Provenance research as a contribution to decolonisation and trajectories of restitution

The Indonesian phrase pasang surut — “the tide in and out” — evokes the continuous movement of people, objects, and ideas across the seas that once linked Europe and the Indonesian archipelago. These currents shaped the emergence of colonial collections but also suggest the possibility of renewed circulation: of knowledge, accountability, and dialogue.

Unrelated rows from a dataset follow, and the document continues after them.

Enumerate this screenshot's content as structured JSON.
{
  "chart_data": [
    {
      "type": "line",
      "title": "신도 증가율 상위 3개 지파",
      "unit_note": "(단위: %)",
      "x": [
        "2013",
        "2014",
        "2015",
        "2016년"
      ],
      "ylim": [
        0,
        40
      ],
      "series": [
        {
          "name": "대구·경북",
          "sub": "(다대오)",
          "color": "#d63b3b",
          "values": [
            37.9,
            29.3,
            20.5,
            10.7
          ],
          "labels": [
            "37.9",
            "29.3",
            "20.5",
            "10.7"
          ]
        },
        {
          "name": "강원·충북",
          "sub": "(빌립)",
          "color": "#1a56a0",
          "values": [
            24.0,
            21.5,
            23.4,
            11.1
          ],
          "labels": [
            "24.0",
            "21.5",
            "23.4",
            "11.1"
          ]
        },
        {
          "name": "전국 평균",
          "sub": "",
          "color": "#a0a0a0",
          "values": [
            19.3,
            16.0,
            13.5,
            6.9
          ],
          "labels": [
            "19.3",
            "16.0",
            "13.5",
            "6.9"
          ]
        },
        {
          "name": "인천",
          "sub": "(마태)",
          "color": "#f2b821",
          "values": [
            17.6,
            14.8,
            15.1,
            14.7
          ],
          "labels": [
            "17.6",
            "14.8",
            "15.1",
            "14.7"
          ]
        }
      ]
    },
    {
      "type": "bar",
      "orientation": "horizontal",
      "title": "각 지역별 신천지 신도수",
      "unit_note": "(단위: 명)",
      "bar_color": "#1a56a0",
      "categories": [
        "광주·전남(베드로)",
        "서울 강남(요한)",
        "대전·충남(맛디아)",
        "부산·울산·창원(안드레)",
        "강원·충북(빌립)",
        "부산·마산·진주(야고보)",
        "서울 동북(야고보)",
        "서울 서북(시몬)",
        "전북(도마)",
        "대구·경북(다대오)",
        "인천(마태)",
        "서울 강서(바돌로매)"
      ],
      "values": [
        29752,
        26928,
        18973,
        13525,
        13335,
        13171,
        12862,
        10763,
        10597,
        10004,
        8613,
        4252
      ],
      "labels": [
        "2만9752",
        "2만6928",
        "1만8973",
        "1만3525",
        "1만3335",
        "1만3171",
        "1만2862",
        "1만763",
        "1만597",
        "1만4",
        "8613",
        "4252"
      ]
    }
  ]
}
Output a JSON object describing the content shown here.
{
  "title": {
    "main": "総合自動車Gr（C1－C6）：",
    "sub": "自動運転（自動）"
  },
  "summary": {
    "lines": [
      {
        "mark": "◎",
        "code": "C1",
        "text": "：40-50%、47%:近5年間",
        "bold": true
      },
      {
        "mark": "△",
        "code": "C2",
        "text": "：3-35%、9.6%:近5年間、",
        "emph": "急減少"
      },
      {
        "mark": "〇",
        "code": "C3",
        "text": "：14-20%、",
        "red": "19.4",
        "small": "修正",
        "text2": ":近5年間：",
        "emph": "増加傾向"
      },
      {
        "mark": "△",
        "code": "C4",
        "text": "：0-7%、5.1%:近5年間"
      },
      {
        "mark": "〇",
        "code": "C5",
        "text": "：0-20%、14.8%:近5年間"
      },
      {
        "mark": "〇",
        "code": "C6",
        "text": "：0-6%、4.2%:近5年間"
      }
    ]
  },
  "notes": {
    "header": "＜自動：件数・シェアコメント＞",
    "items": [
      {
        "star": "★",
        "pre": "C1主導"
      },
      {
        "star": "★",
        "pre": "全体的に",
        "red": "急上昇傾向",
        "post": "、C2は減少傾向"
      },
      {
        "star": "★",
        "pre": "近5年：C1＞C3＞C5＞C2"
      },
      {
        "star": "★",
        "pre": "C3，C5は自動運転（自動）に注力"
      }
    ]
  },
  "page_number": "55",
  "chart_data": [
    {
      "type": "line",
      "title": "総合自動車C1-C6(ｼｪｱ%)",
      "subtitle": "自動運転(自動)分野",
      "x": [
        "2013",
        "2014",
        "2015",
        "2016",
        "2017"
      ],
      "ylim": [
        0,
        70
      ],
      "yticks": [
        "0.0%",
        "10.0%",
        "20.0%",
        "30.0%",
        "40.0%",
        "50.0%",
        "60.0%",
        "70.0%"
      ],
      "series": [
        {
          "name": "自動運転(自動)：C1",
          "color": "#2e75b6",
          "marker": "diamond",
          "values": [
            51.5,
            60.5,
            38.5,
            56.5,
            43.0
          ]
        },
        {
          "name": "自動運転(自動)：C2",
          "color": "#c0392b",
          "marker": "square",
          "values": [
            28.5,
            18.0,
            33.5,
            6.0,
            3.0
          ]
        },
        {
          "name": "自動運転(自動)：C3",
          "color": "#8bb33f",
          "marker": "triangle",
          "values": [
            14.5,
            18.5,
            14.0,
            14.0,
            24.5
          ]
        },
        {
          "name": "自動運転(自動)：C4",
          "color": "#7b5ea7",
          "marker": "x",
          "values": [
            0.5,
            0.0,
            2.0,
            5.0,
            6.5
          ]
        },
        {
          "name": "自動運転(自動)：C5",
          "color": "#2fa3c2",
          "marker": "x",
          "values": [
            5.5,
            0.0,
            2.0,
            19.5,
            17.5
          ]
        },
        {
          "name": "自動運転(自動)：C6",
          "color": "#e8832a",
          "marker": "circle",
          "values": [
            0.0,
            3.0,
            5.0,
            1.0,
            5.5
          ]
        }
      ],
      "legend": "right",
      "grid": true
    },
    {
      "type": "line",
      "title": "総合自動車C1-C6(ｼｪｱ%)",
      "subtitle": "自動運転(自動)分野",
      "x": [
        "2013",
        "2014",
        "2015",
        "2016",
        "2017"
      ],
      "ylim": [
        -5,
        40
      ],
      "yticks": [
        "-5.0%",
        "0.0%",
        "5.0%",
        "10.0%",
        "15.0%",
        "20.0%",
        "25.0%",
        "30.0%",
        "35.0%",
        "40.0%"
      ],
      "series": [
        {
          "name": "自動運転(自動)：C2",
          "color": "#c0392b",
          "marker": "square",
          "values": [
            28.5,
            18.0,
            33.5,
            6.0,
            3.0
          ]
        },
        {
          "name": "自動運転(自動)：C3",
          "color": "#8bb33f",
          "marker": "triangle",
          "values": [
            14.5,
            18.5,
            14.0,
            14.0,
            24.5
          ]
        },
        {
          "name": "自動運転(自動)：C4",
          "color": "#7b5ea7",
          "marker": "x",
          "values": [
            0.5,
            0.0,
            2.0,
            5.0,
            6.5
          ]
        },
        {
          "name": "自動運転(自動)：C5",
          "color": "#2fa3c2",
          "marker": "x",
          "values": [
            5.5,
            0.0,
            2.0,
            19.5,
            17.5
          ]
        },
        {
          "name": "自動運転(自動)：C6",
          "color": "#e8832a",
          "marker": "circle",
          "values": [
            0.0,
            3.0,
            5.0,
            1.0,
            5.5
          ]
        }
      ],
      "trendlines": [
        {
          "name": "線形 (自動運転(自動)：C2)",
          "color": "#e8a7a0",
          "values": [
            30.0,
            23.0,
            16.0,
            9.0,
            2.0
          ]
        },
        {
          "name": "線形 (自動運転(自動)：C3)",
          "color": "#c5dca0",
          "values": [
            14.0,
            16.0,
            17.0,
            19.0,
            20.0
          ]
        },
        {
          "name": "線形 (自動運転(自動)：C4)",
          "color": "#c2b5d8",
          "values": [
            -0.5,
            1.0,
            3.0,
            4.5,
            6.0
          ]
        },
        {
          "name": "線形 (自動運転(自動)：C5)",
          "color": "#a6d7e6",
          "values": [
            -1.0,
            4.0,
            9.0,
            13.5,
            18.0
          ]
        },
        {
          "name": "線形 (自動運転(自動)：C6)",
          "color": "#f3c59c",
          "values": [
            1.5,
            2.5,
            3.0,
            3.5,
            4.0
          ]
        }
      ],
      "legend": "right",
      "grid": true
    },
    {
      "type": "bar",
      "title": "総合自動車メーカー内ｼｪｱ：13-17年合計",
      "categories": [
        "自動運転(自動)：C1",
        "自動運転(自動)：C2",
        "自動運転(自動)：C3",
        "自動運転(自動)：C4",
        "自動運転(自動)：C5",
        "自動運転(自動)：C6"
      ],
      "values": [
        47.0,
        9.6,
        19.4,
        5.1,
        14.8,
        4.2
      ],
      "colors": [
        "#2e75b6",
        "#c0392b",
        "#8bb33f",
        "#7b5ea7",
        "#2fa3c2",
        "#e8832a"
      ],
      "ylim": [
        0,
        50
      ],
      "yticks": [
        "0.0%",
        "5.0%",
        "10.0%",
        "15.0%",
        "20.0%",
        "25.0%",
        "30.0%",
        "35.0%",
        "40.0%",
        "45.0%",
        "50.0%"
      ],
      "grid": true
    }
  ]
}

Against this conceptual background, the conference is organised within the framework of the research project “Colonial-Era Collections from Indonesia in Lower Saxony: A German–Dutch–Indonesian Entangled History” (https://lnkd.in/gjJRSUQJ), funded by the Deutsches Zentrum Kulturgutverluste and coordinated by the Museumsverband für Niedersachsen und Bremen e. V., in collaboration with the Netzwerk Provenienzforschung in Niedersachsen.

The project investigates colonial-era collections held in eight museums in Lower Saxony, comprising approximately 1,450 ethnographic objects, 300 natural history specimens, and human remains.

The key questions will be:

  • How were Indonesian ethnographic and natural collections formed within colonial networks of power, knowledge, and economic and scientific interest?
  • How can provenance research challenge these inherited structures and produce shared, plural understandings of history?